= Harry Willetts =

English scholar and translator (1922–2005)

Harry Taylor Willetts (6 September 1922 – 7 April 2005) was an English scholar of Russian, and English language translator of Russian literature.

== Early life ==
In 1922, Willetts was born. Willetts' father was Albert Willetts. Willetts' mother was Alice Taylor.

== Education ==
From 1940 to 1947, Willetts studied at The Queen's College, Oxford.

== Career ==
After 1947, Willetts joined the Foreign Office in the Moscow embassy. Willetts joined St Antony's College, Oxford in 1960.

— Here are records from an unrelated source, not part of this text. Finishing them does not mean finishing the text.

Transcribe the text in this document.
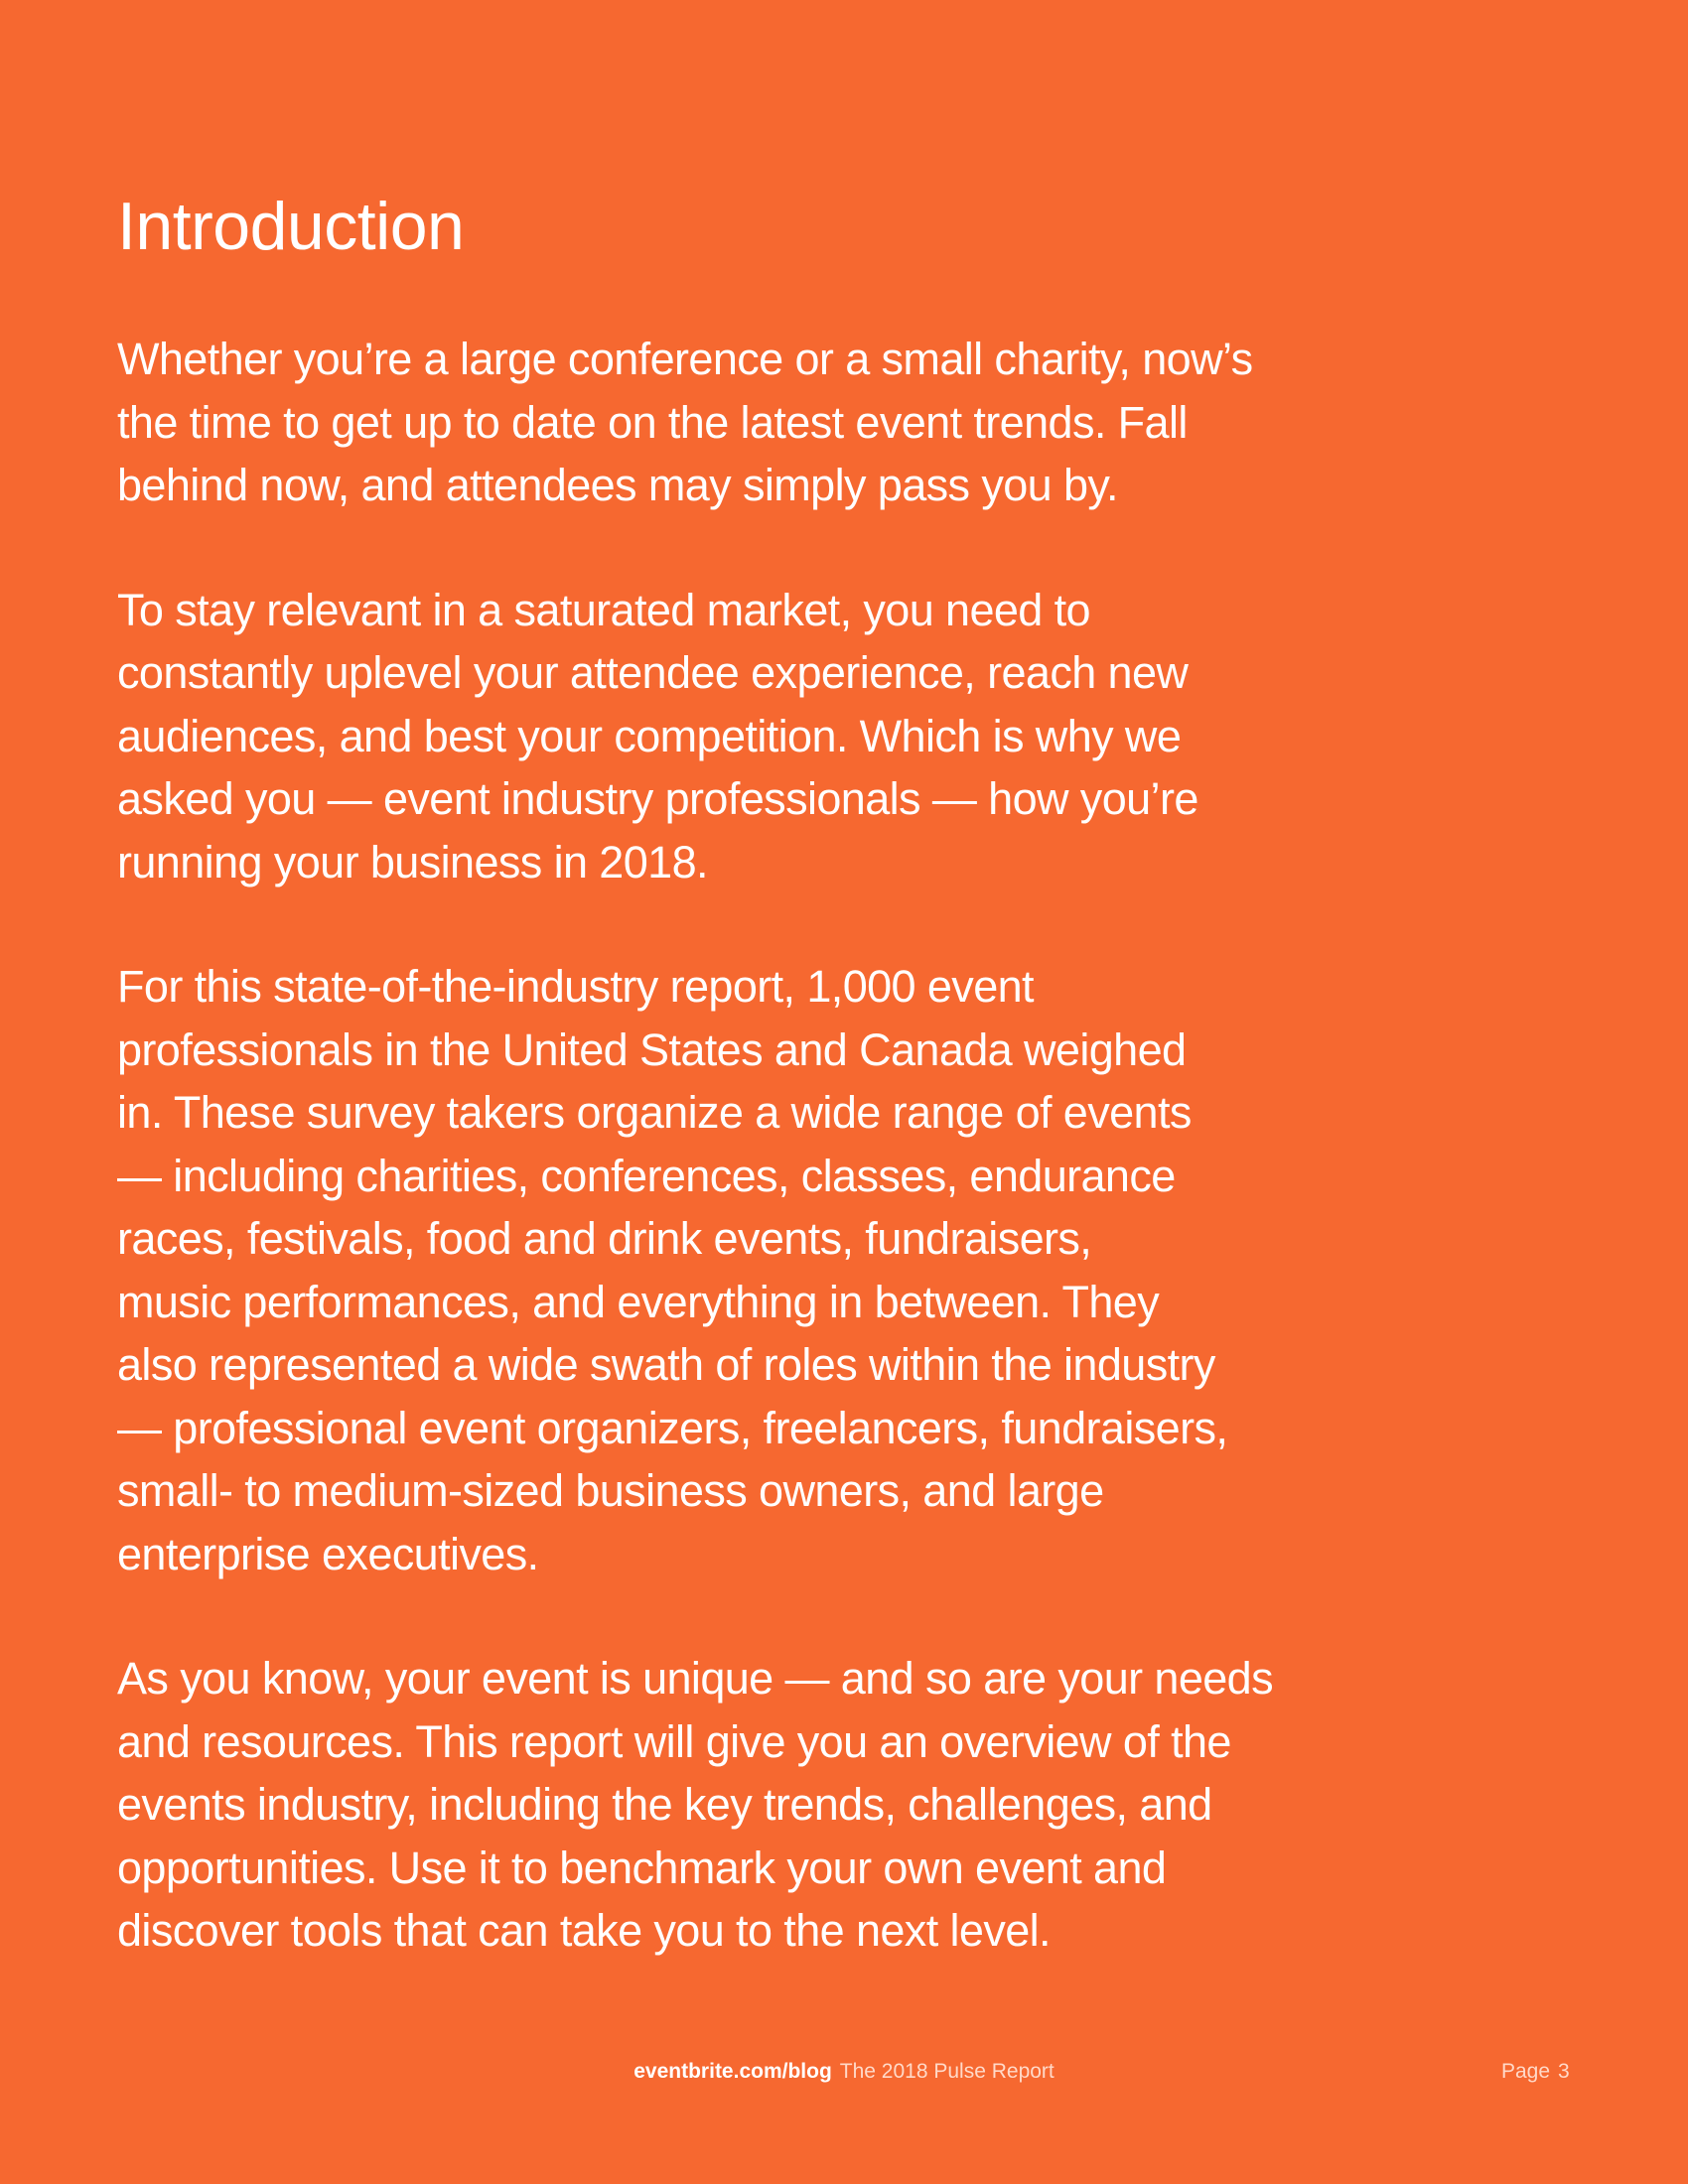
Introduction

Whether you’re a large conference or a small charity, now’s
the time to get up to date on the latest event trends. Fall
behind now, and attendees may simply pass you by.

To stay relevant in a saturated market, you need to
constantly uplevel your attendee experience, reach new
audiences, and best your competition. Which is why we
asked you — event industry professionals — how you’re
running your business in 2018.

For this state-of-the-industry report, 1,000 event
professionals in the United States and Canada weighed
in. These survey takers organize a wide range of events
— including charities, conferences, classes, endurance
races, festivals, food and drink events, fundraisers,
music performances, and everything in between. They
also represented a wide swath of roles within the industry
— professional event organizers, freelancers, fundraisers,
small- to medium-sized business owners, and large
enterprise executives.

As you know, your event is unique — and so are your needs
and resources. This report will give you an overview of the
events industry, including the key trends, challenges, and
opportunities. Use it to benchmark your own event and
discover tools that can take you to the next level.

eventbrite.com/blog The 2018 Pulse Report	Page 3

Willetts was professor of Russian history at Oxford University. He was director of the Russian and East European Centre at St Antony's College, where his colleagues included the noted Russian scholars Max Hayward, Harry Shukman and William Deakin.

A prolific translator of Russian literature, Willetts is best known for his translations of the works of the Nobel Prize winner Alexander Solzhenitsyn. As a translator, he is often credited as H.T. Willetts.

== Personal life ==
In 1957 Willetts married Halina Szenbaum, a Polish Jew, in London, England.

Willetts had three children: Sam, Cathy and Isobel.

Willetts was preceded in death by his wife Halina. Their son Sam Willetts became a poet.